A oficina ficava perto da estação de comboio. De manhã, ele abria com as suas mãos de quatro dedos, as portas azuis, que deixavam cair mais umas escamas de tinta na calçada. Varria as aparas de madeira e trazia as cadeiras envernizadas para o alpendre. Ficava uns instantes à porta e acenava ao cigano que no Inverno vendia chapéus de chuva à entrada do túnel para a estação. No Verão vendia bóias e chapéus de sol. Adeus Alfredo, dizia-lhe.
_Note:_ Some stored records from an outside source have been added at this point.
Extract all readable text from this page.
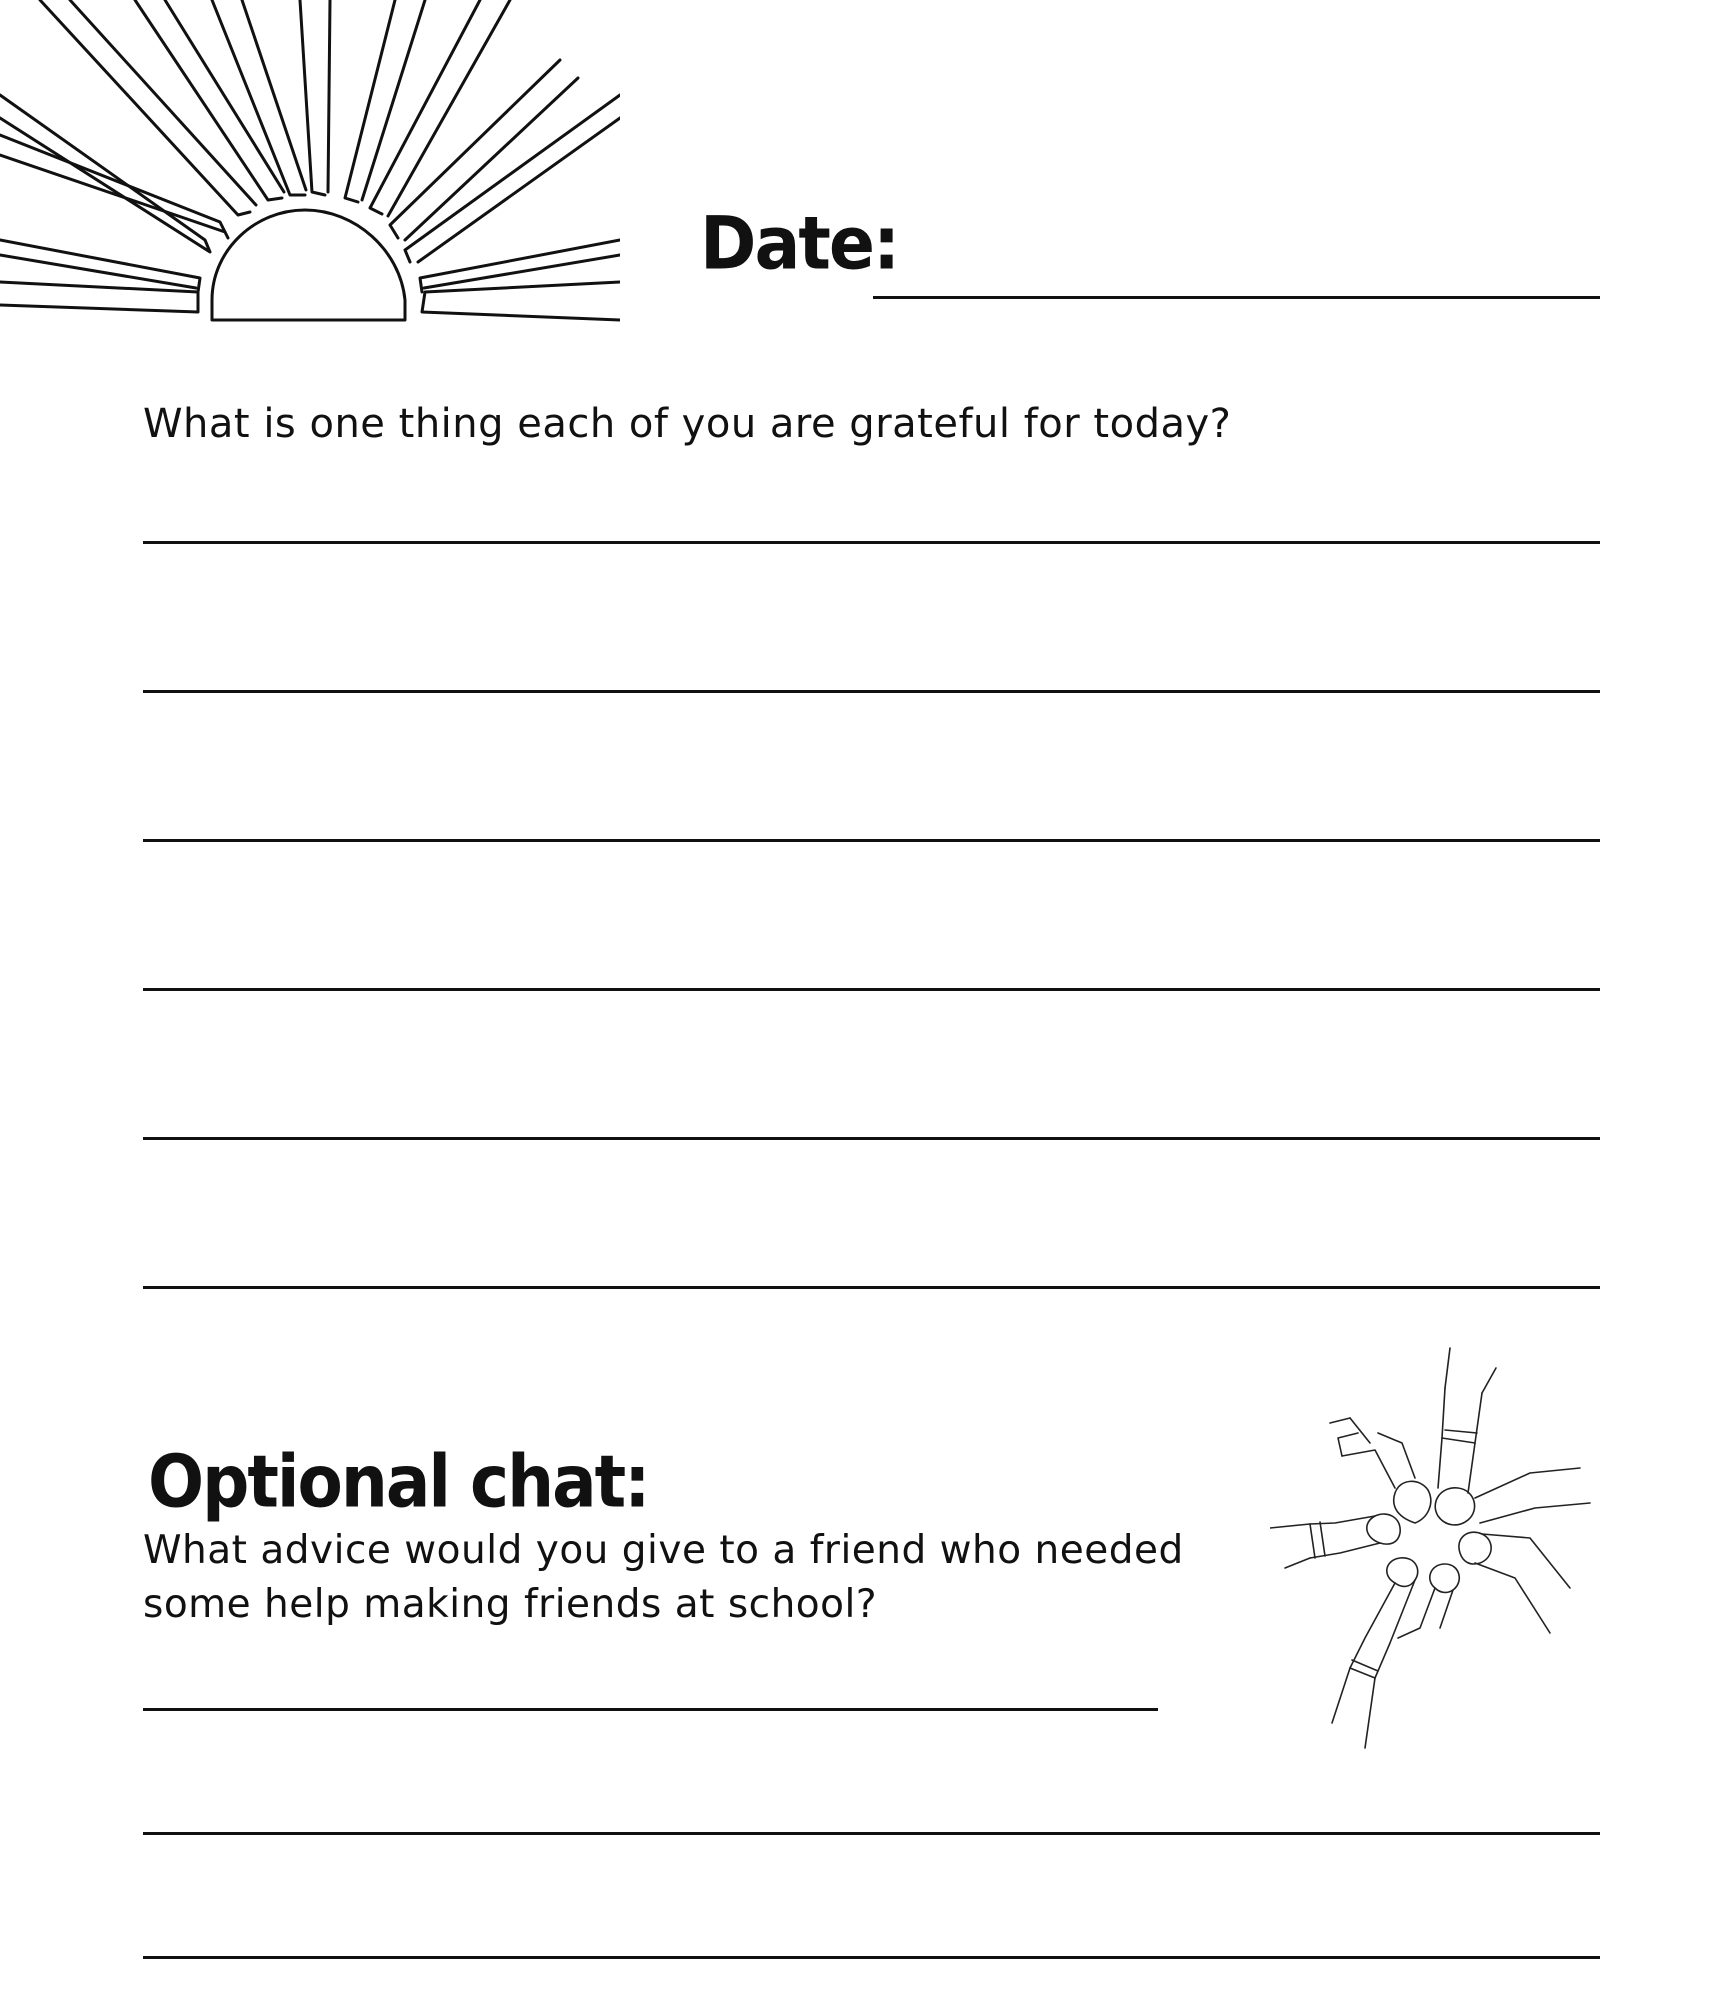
Date:
What is one thing each of you are grateful for today?
Optional chat:
What advice would you give to a friend who needed some help making friends at school?
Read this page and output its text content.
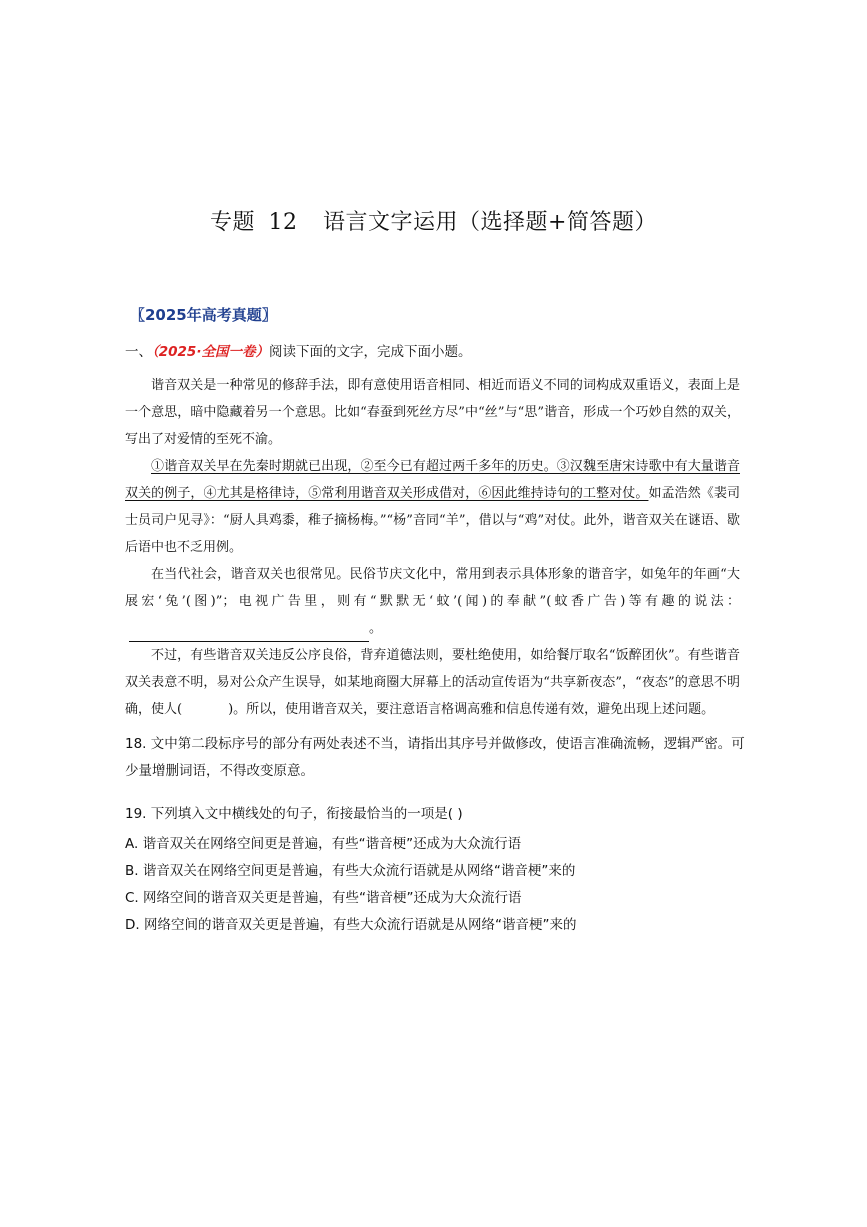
专题 12 语言文字运用（选择题+简答题）
〖2025年高考真题〗
一、（2025·全国一卷）阅读下面的文字，完成下面小题。

谐音双关是一种常见的修辞手法，即有意使用语音相同、相近而语义不同的词构成双重语义，表面上是一个意思，暗中隐藏着另一个意思。比如“春蚕到死丝方尽”中“丝”与“思”谐音，形成一个巧妙自然的双关，写出了对爱情的至死不渝。

①谐音双关早在先秦时期就已出现，②至今已有超过两千多年的历史。③汉魏至唐宋诗歌中有大量谐音双关的例子，④尤其是格律诗，⑤常利用谐音双关形成借对，⑥因此维持诗句的工整对仗。如孟浩然《裴司士员司户见寻》：“厨人具鸡黍，稚子摘杨梅。”“杨”音同“羊”，借以与“鸡”对仗。此外，谐音双关在谜语、歇后语中也不乏用例。

在当代社会，谐音双关也很常见。民俗节庆文化中，常用到表示具体形象的谐音字，如兔年的年画“大展宏‘兔’(图)”；电视广告里，则有“默默无‘蚊’(闻)的奉献”(蚊香广告)等有趣的说法：。

不过，有些谐音双关违反公序良俗，背弃道德法则，要杜绝使用，如给餐厅取名“饭醉团伙”。有些谐音双关表意不明，易对公众产生误导，如某地商圈大屏幕上的活动宣传语为“共享新夜态”，“夜态”的意思不明确，使人(	)。所以，使用谐音双关，要注意语言格调高雅和信息传递有效，避免出现上述问题。

18. 文中第二段标序号的部分有两处表述不当，请指出其序号并做修改，使语言准确流畅，逻辑严密。可少量增删词语，不得改变原意。
19. 下列填入文中横线处的句子，衔接最恰当的一项是( )
A. 谐音双关在网络空间更是普遍，有些“谐音梗”还成为大众流行语
B. 谐音双关在网络空间更是普遍，有些大众流行语就是从网络“谐音梗”来的
C. 网络空间的谐音双关更是普遍，有些“谐音梗”还成为大众流行语
D. 网络空间的谐音双关更是普遍，有些大众流行语就是从网络“谐音梗”来的
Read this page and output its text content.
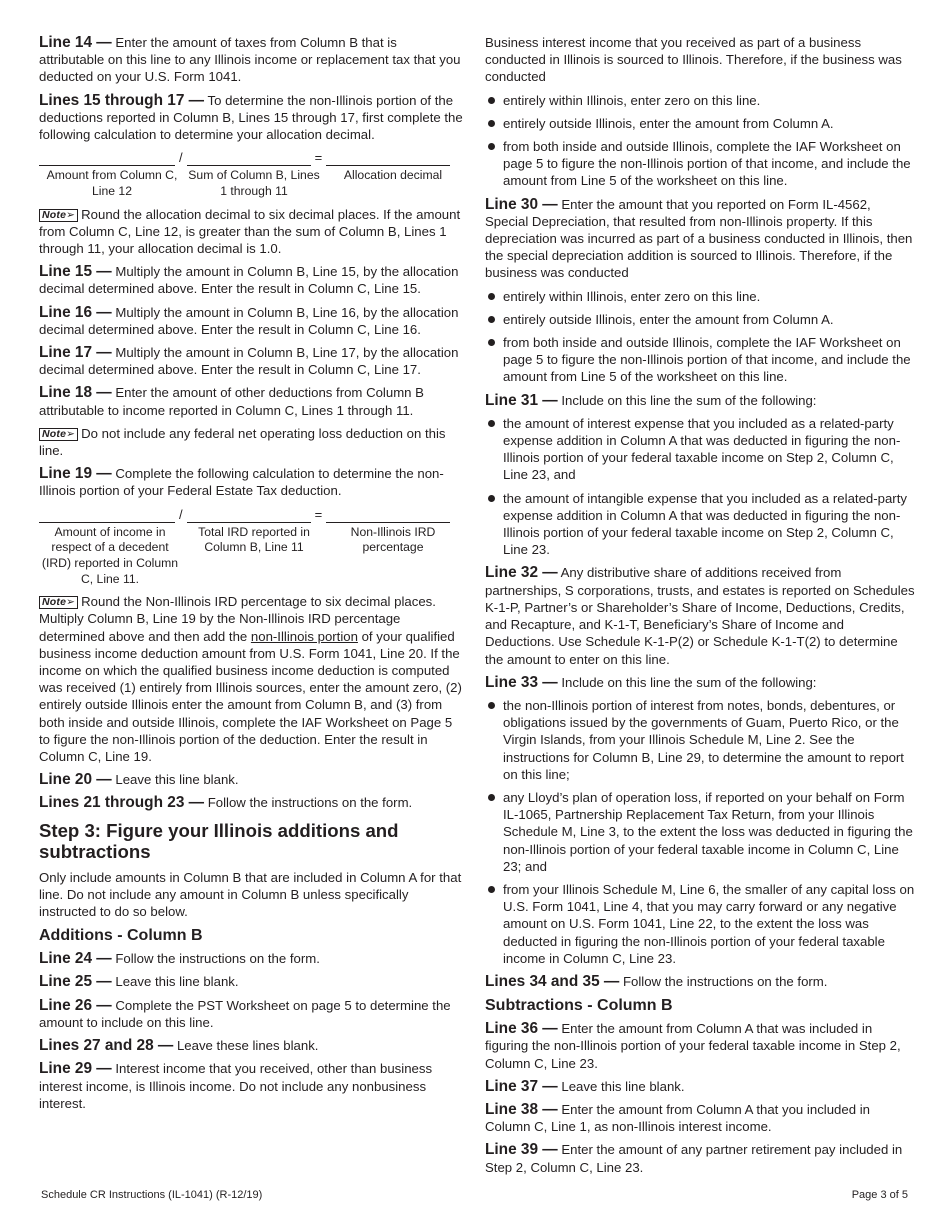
Line 14 — Enter the amount of taxes from Column B that is attributable on this line to any Illinois income or replacement tax that you deducted on your U.S. Form 1041.

Lines 15 through 17 — To determine the non-Illinois portion of the deductions reported in Column B, Lines 15 through 17, first complete the following calculation to determine your allocation decimal.

/	=
Amount from Column C, Line 12
Sum of Column B, Lines 1 through 11
Allocation decimal

Note➢ Round the allocation decimal to six decimal places. If the amount from Column C, Line 12, is greater than the sum of Column B, Lines 1 through 11, your allocation decimal is 1.0.

Line 15 — Multiply the amount in Column B, Line 15, by the allocation decimal determined above. Enter the result in Column C, Line 15.

Line 16 — Multiply the amount in Column B, Line 16, by the allocation decimal determined above. Enter the result in Column C, Line 16.

Line 17 — Multiply the amount in Column B, Line 17, by the allocation decimal determined above. Enter the result in Column C, Line 17.

Line 18 — Enter the amount of other deductions from Column B attributable to income reported in Column C, Lines 1 through 11.

Note➢ Do not include any federal net operating loss deduction on this line.

Line 19 — Complete the following calculation to determine the non-Illinois portion of your Federal Estate Tax deduction.

/	=
Amount of income in respect of a decedent (IRD) reported in Column C, Line 11.
Total IRD reported in Column B, Line 11
Non-Illinois IRD percentage

Note➢ Round the Non-Illinois IRD percentage to six decimal places. Multiply Column B, Line 19 by the Non-Illinois IRD percentage determined above and then add the non-Illinois portion of your qualified business income deduction amount from U.S. Form 1041, Line 20. If the income on which the qualified business income deduction is computed was received (1) entirely from Illinois sources, enter the amount zero, (2) entirely outside Illinois enter the amount from Column B, and (3) from both inside and outside Illinois, complete the IAF Worksheet on Page 5 to figure the non-Illinois portion of the deduction. Enter the result in Column C, Line 19.

Line 20 — Leave this line blank.

Lines 21 through 23 — Follow the instructions on the form.

Step 3: Figure your Illinois additions and subtractions

Only include amounts in Column B that are included in Column A for that line. Do not include any amount in Column B unless specifically instructed to do so below.

Additions - Column B

Line 24 — Follow the instructions on the form.

Line 25 — Leave this line blank.

Line 26 — Complete the PST Worksheet on page 5 to determine the amount to include on this line.

Lines 27 and 28 — Leave these lines blank.

Line 29 — Interest income that you received, other than business interest income, is Illinois income. Do not include any nonbusiness interest.

Business interest income that you received as part of a business conducted in Illinois is sourced to Illinois. Therefore, if the business was conducted

entirely within Illinois, enter zero on this line.
entirely outside Illinois, enter the amount from Column A.
from both inside and outside Illinois, complete the IAF Worksheet on page 5 to figure the non-Illinois portion of that income, and include the amount from Line 5 of the worksheet on this line.

Line 30 — Enter the amount that you reported on Form IL-4562, Special Depreciation, that resulted from non-Illinois property. If this depreciation was incurred as part of a business conducted in Illinois, then the special depreciation addition is sourced to Illinois. Therefore, if the business was conducted

entirely within Illinois, enter zero on this line.
entirely outside Illinois, enter the amount from Column A.
from both inside and outside Illinois, complete the IAF Worksheet on page 5 to figure the non-Illinois portion of that income, and include the amount from Line 5 of the worksheet on this line.

Line 31 — Include on this line the sum of the following:

the amount of interest expense that you included as a related-party expense addition in Column A that was deducted in figuring the non-Illinois portion of your federal taxable income on Step 2, Column C, Line 23, and
the amount of intangible expense that you included as a related-party expense addition in Column A that was deducted in figuring the non-Illinois portion of your federal taxable income on Step 2, Column C, Line 23.

Line 32 — Any distributive share of additions received from partnerships, S corporations, trusts, and estates is reported on Schedules K-1-P, Partner’s or Shareholder’s Share of Income, Deductions, Credits, and Recapture, and K-1-T, Beneficiary’s Share of Income and Deductions. Use Schedule K-1-P(2) or Schedule K-1-T(2) to determine the amount to enter on this line.

Line 33 — Include on this line the sum of the following:

the non-Illinois portion of interest from notes, bonds, debentures, or obligations issued by the governments of Guam, Puerto Rico, or the Virgin Islands, from your Illinois Schedule M, Line 2. See the instructions for Column B, Line 29, to determine the amount to report on this line;
any Lloyd’s plan of operation loss, if reported on your behalf on Form IL-1065, Partnership Replacement Tax Return, from your Illinois Schedule M, Line 3, to the extent the loss was deducted in figuring the non-Illinois portion of your federal taxable income in Column C, Line 23; and
from your Illinois Schedule M, Line 6, the smaller of any capital loss on U.S. Form 1041, Line 4, that you may carry forward or any negative amount on U.S. Form 1041, Line 22, to the extent the loss was deducted in figuring the non-Illinois portion of your federal taxable income in Column C, Line 23.

Lines 34 and 35 — Follow the instructions on the form.

Subtractions - Column B

Line 36 — Enter the amount from Column A that was included in figuring the non-Illinois portion of your federal taxable income in Step 2, Column C, Line 23.

Line 37 — Leave this line blank.

Line 38 — Enter the amount from Column A that you included in Column C, Line 1, as non-Illinois interest income.

Line 39 — Enter the amount of any partner retirement pay included in Step 2, Column C, Line 23.

Schedule CR Instructions (IL-1041) (R-12/19)	Page 3 of 5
O cigano sorria e respondia. Já aí vou. O marceneiro ficava uns instantes à porta, a ver as pessoas a entrarem apressadas no túnel da estação. De onde se ouvia a musica desafinada do cego do acordeão. Os dias delas corriam mais depressa que os seus. Que se arrastavam por entre o cheiro pegajoso de verniz e as aparas que se acumulavam lentas, no chão da oficina. Depois do último comboio da manhã o cigano chamava-o à porta com duas cervejas na mão. Sentavam-se nas cadeiras do alpendre, bebendo as cervejas pelo gargalo. Em silêncio. Até que o marceneiro apontava para a marisqueira do outro lado da rua e dizia-lhe. Quando vender uma mobília de quarto pago a uma mulher e vou ali jantar. Nunca comi lagosta, nem sei a que sabe, dizia-lhe o cigano. O marceneiro suspirava e punha a garrafa vazia debaixo da cadeira. E eu ainda não sei a que sabe o corpo de uma mulher.

4 comentários:

MMS disse...

Tão bom :)
Cada um, na sua cadeira, a pensar naquilo que ainda não provou. A partilha é a mais solidária e humilde das virtudes. E humanamente triste.

Adorei, Cris
beijo grande

CNS disse...

Obrigada Marta :)

É isso mesmo. A mais solidária das virtudes.

bj

Isabel J. disse...

Adoro esta nossa virtude de partilhas, somos solidárias na escrita! :)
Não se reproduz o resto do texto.